QUAL DÉDALO INVERSO POR TEMOR AO PESO DOS ANOS NAS ASAS

Entre tranquibérnias e correlativos eclipses para efeito de sutura dos efeitos, o velho trampolineiro já não sabia, nem isso lhe apoquentava a convicção carregada pelos olhos, se até à data vivera mais tempo lá fora, se cá dentro. Tantas urdira e alinhavara e cosera e se encorajara a envergar, que há muitos anos lhes perdera a conta. “Só a primeira é que sangra e faz doer”—, chalaceava o farsante ante os discípulos, em trejeito demorado, como se cada palavra pesasse mais que a anterior e necessário fosse arrastá-las, uma a uma, sob a certeza de olhares à espreita lá no alto, nas torres de vigia, em qualquer janela debruçada sobre o pátio interior, em algum bigode a empertigar-se sobre divisas de pano, mais rasteiras de baixo para cima.
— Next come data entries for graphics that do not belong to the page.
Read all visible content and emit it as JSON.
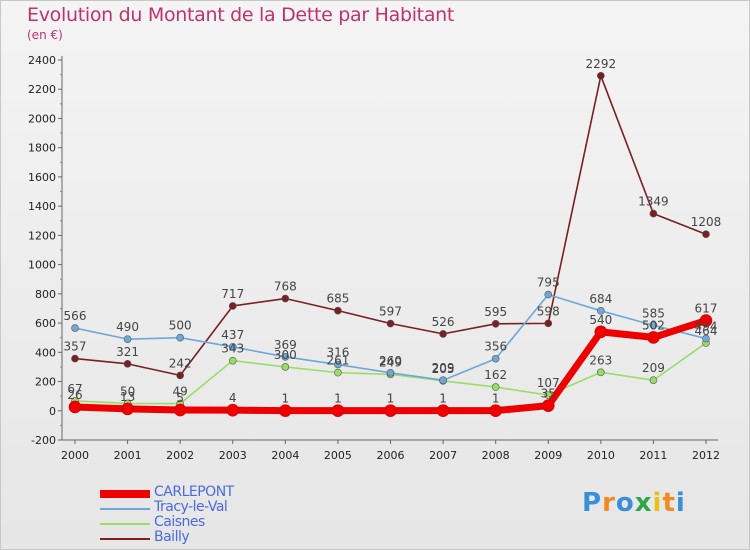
{
  "title": "Evolution du Montant de la Dette par Habitant",
  "subtitle": "(en €)",
  "brand": {
    "letters": [
      "P",
      "r",
      "o",
      "x",
      "i",
      "t",
      "i"
    ],
    "colors": [
      "#3b8fd9",
      "#f18b1f",
      "#3b8fd9",
      "#2aa84a",
      "#e8c21a",
      "#f18b1f",
      "#3b8fd9"
    ]
  },
  "chart_data": {
    "type": "line",
    "x": [
      "2000",
      "2001",
      "2002",
      "2003",
      "2004",
      "2005",
      "2006",
      "2007",
      "2008",
      "2009",
      "2010",
      "2011",
      "2012"
    ],
    "ylim": [
      -200,
      2400
    ],
    "yticks": [
      -200,
      0,
      200,
      400,
      600,
      800,
      1000,
      1200,
      1400,
      1600,
      1800,
      2000,
      2200,
      2400
    ],
    "grid": false,
    "legend": "bottom-left",
    "series": [
      {
        "name": "CARLEPONT",
        "color": "#ee0000",
        "values": [
          26,
          13,
          5,
          4,
          1,
          1,
          1,
          1,
          1,
          35,
          540,
          502,
          617
        ],
        "labels": [
          "26",
          "13",
          "5",
          "4",
          "1",
          "1",
          "1",
          "1",
          "1",
          "35",
          "540",
          "502",
          "617"
        ]
      },
      {
        "name": "Tracy-le-Val",
        "color": "#6ea8d8",
        "values": [
          566,
          490,
          500,
          437,
          369,
          316,
          260,
          209,
          356,
          795,
          684,
          585,
          494
        ],
        "labels": [
          "566",
          "490",
          "500",
          "437",
          "369",
          "316",
          "260",
          "209",
          "356",
          "795",
          "684",
          "585",
          "494"
        ]
      },
      {
        "name": "Caisnes",
        "color": "#99dd66",
        "values": [
          67,
          50,
          49,
          343,
          300,
          261,
          249,
          205,
          162,
          107,
          263,
          209,
          464
        ],
        "labels": [
          "67",
          "50",
          "49",
          "343",
          "300",
          "261",
          "249",
          "205",
          "162",
          "107",
          "263",
          "209",
          "464"
        ]
      },
      {
        "name": "Bailly",
        "color": "#7a1f22",
        "values": [
          357,
          321,
          242,
          717,
          768,
          685,
          597,
          526,
          595,
          598,
          2292,
          1349,
          1208
        ],
        "labels": [
          "357",
          "321",
          "242",
          "717",
          "768",
          "685",
          "597",
          "526",
          "595",
          "598",
          "2292",
          "1349",
          "1208"
        ]
      }
    ]
  }
}
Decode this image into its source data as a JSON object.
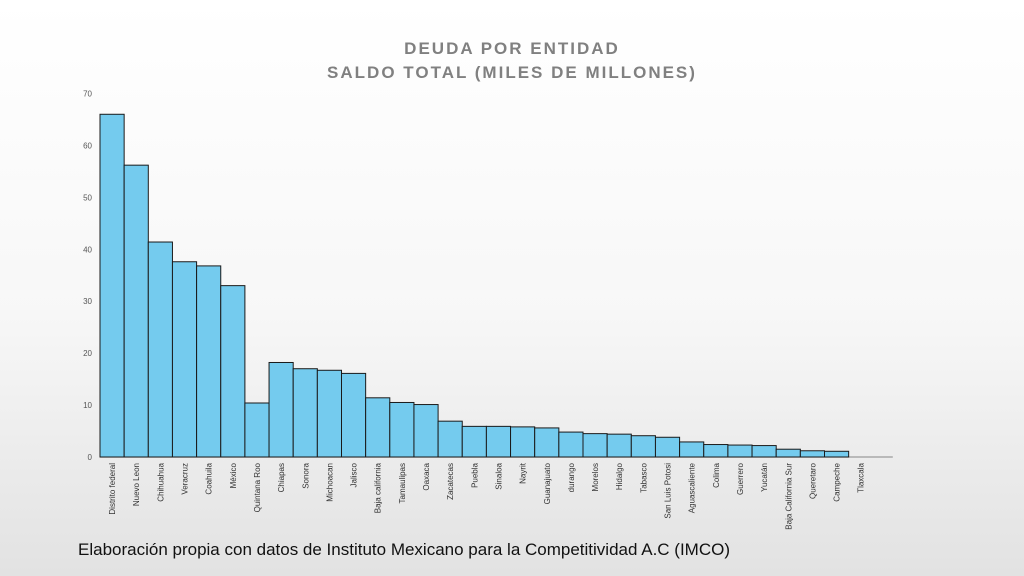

Um pátio de prisão, calcetado ou em terra batida, apesar de varrido e alindado ao pormenor para completo usufruto dos residentes, nunca deixará de ser um lugar abominável. Uma praça de touros, nem mais, onde lidadores e lidados se misturam e confundem, trocam de facção ao menor bosquejo de birra, resfolegam, marram, dão coices. Por um cigarro negado se vaza um olho ou se põe a tripa ao léu, sem pruridos, ou se chega em verdade a matar.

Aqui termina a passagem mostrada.